If you have strength it is certainly the best. But do you count the number of students that Harvard, Ivy, and all of the top 10 public universities in the United States have collected? This is a simple task for all 18-year-old high school graduates.

Therefore, most children in the contemporary era are not fully educated . Whether they are going to colleges with lower education levels, or because the cost of education is too expensive to go to college.

Think about the children in other parts of the world. If you are a 16-year-old child growing up in a rural area in Indonesia, Kenya, or Chile, you are as smart as those who will be able to enter Stanford. But the reality is that unless your parents are diplomats, senior government officials, or drug tycoons, there is simply no opportunity to enjoy the modern higher education we have advertised. This is cruel, but the fact is that a large number of 18-year-olds do not have access to better education every year.

I think this problem will take a long time to solve. There are so many children in the world. If there are people like Andrew Carnegie (who established Carnegie Mellon University) or Leland Stanford (made a donation to establish Stanford University), they intend to build a physical university in all these places. That won't work either. Because the number of schools they donate is far from meeting the needs of the children, there are not enough teachers to teach them . Therefore, the existing education system cannot meet the needs of global education at all.
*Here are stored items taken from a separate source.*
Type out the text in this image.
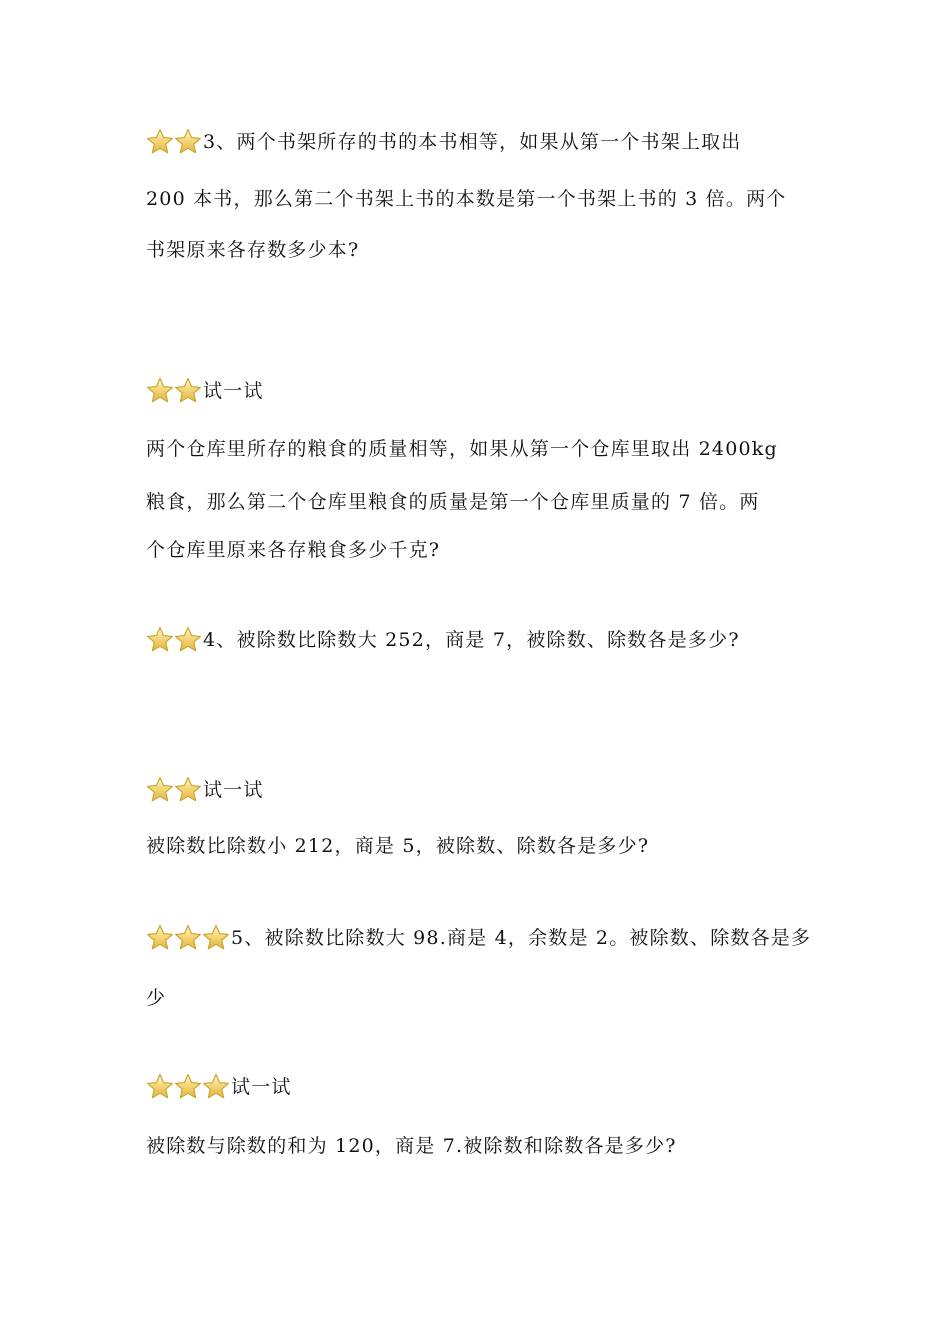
3、两个书架所存的书的本书相等，如果从第一个书架上取出
200 本书，那么第二个书架上书的本数是第一个书架上书的 3 倍。两个
书架原来各存数多少本?
试一试
两个仓库里所存的粮食的质量相等，如果从第一个仓库里取出 2400kg
粮食，那么第二个仓库里粮食的质量是第一个仓库里质量的 7 倍。两
个仓库里原来各存粮食多少千克?
4、被除数比除数大 252，商是 7，被除数、除数各是多少?
试一试
被除数比除数小 212，商是 5，被除数、除数各是多少?
5、被除数比除数大 98.商是 4，余数是 2。被除数、除数各是多
少
试一试
被除数与除数的和为 120，商是 7.被除数和除数各是多少?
With this long-standing demand gap, subversion can happen.

For subversion, the classic explanation is to seek to develop an immature market, rather than seeking a better solution for an already mature market. As it happens, the education market is not yet saturated.

In addition, educational platforms such as this, in addition to Udacity, there is the Khan Academy. The YouTube video has also been added and it is a very important part of the Khan curriculum. As you can see, many people are entering this field. Everyone wants to find out how big this cake is, but now we are still not clear. But I think that in 10 years and 20 years, the progress of things will be much faster.

However, if we think that only the US market is the case, this is naturally a prejudice. This is because this is not just a problem for the United States. In the future, this phenomenon will become more and more global.